Sosyal medyada tabelayla fotoğraf çektirerek etkileşim alanlara karşılık bir de “kınayanların” etkileşimleri var. Onlar da yokuş aşağı indikleri caddeden tabela önündeki fotoğraf çekme sırasını videoya alarak eleştirel sözlerle sosyal medyaya atarak etkileşim alıyor.

Tabela ile fotoğraf çektirenler ve çekilmesine mana veremeyenlerin aynı oranda etkileşime boğulduğu altın yumurtlayan bir nesne var Ankaralıların elinde.

YENİ ÇILGINLIK 'İLK YAPMA' OLABİLİR

Ankaralılar, özellikle oraya götürmeseler bile artık şehir dışından gelen misafirlerine yanından geçerken “bu o meşhur tabela” diye anlatacakları bir mekan edindiler ama kalıcılığı meçhul. Kısa süre sonra her sosyal medya akımı gibi sönümlenecek bu durum, en çok da icracıları tarafından eleştirilen bir şeye dönüşecek. “İlk yapma” , ilk zamanlar orada olma sonrakiler üzerinde bir üstünlük hissi verecek ve “artık moda olmadığı” mesajıyla geç kalmışlar ile akıma erken katılanlar arasında bir görünmez kent hiyerarşisi oluşacak.
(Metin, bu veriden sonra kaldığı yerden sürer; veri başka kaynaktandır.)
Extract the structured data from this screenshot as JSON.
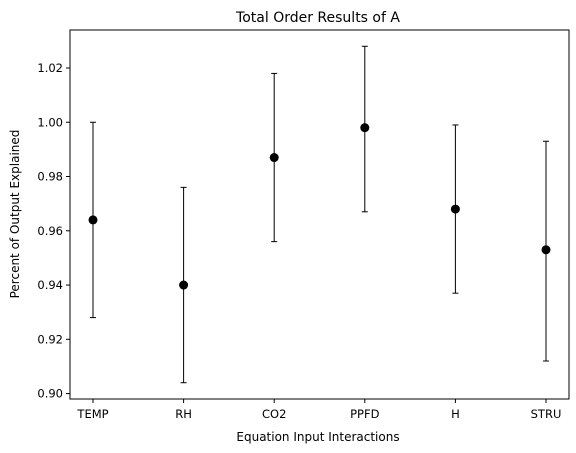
{
  "chart_data": {
    "type": "scatter",
    "title": "Total Order Results of A",
    "xlabel": "Equation Input Interactions",
    "ylabel": "Percent of Output Explained",
    "categories": [
      "TEMP",
      "RH",
      "CO2",
      "PPFD",
      "H",
      "STRU"
    ],
    "series": [
      {
        "values": [
          0.964,
          0.94,
          0.987,
          0.998,
          0.968,
          0.953
        ],
        "error_lower": [
          0.928,
          0.904,
          0.956,
          0.967,
          0.937,
          0.912
        ],
        "error_upper": [
          1.0,
          0.976,
          1.018,
          1.028,
          0.999,
          0.993
        ]
      }
    ],
    "ylim": [
      0.898,
      1.034
    ],
    "yticks": [
      "0.90",
      "0.92",
      "0.94",
      "0.96",
      "0.98",
      "1.00",
      "1.02"
    ],
    "grid": false,
    "colors": {
      "marker": "#000000",
      "errorbar": "#000000"
    }
  }
}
Bu tabela elbette kent hafızasına kazınacak bir yer değil; Kennedy Caddesi tarihe meydan okuyarak varlığını sürdürecek, Kızılay hep var olacak ancak bu dönemsel sahici olanına değil yerine geçene, Z kuşağının eğlence anlayışına bir müddet daha belki eleştirerek belki saygı duyarak belki de üzerinde hiç durmayarak şahitlik edeceğiz.

Belki de büyükşehir belediye bir gün tabelayla ilgili alacağı bir radikal kararla tüm bu gürültüyü susturacak. Ankaralılar şimdilik diğer şehirlerin sahip olmadığı bir eğlence anlayışı ile “sıkı sıkı tutunduğu” bir tabelayla gündeme sıkı sıkı tutunmuş şekilde tüm Türkiye’ye “çekebildin mi?” diye soruyor.

KIZILAY TABELASI YİNE ÇALINDI YENİDEN YENİLENDİ

Daha önce tabelanın Kızılay kısmı çalınmıştı. Dün yine Kızılay tabelası bir hayranı tarafından sökülerek evine götürüldü. Z kuşağı ile arayı kötü tutmak istemeyen ABB de sabaha karşı yeniden tabelayı yeniledi ve akımın devamı için üzerine düşeni yapmış oldu.